Explosive increase and decrease in articles, citations, impact factor, and immediacy index during the COVID-19 pandemic: a bibliometric study
Sang-Jun Kim
Received November 29, 2023  Accepted December 18, 2024  Published online June 26, 2024  
DOI: https://doi.org/10.6087/kcse.334    [Epub ahead of print]
  • 252 View
  • 14 Download
AbstractAbstract PDF
Purpose
This study investigated how Journal Citation Reports (JCR) metrics changed during the COVID-19 pandemic (2020–2022), with the aim of sharing this information with stakeholders in the publishing community.
Methods
In total, 7,689 journals listed in the JCR-Science Citation Index Expanded (SCIE) from 2016 to 2022 were selected.

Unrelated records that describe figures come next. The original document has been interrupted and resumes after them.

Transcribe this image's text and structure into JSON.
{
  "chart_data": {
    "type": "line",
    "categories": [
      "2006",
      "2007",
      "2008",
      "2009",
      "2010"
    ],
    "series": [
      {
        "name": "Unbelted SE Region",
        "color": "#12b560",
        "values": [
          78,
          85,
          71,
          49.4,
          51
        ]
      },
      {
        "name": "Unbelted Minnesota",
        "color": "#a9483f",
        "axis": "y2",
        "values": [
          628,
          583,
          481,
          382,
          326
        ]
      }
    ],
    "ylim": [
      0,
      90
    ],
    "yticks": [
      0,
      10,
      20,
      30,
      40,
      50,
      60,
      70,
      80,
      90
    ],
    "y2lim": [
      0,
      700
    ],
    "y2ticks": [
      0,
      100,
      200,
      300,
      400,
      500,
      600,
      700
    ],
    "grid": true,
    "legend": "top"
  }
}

Data were analyzed using pivot tables in Microsoft Excel. We calculated the compound annual growth rate to investigate changes in JCR-SCIE articles, citations, the journal impact factor, and the immediacy index during the COVID-19 period.
Results
A marked increase was noted in the number of articles and citations during the COVID-19 pandemic from 2020 to 2022. This surge was primarily driven by a significant rise in COVID-19–related articles. Consequently, four JCR metrics exhibited a sharp increase in 2020, followed by an unusually steep decline in 2022. Articles, citations, and the journal impact factor reached their highest recorded levels in 2021, while the immediacy index saw its most significant growth and intense citation activity in 2020 before experiencing notable decreases in 2021 and 2022. Our findings indicate that there was an unprecedented and dramatic shift in these four JCR metrics during the COVID-19 period, with current trends suggesting a reversion to historical compound annual growth rate levels.
Conclusion
The journal publishing and scientific communities should consider these explosive changes when applying JCR metrics to evaluate articles and endeavor to mitigate the adverse effects of the unusual concentration of articles and citations during the COVID-19 period. These results constitute valuable information to be shared among researchers and stakeholders within the journal publishing community.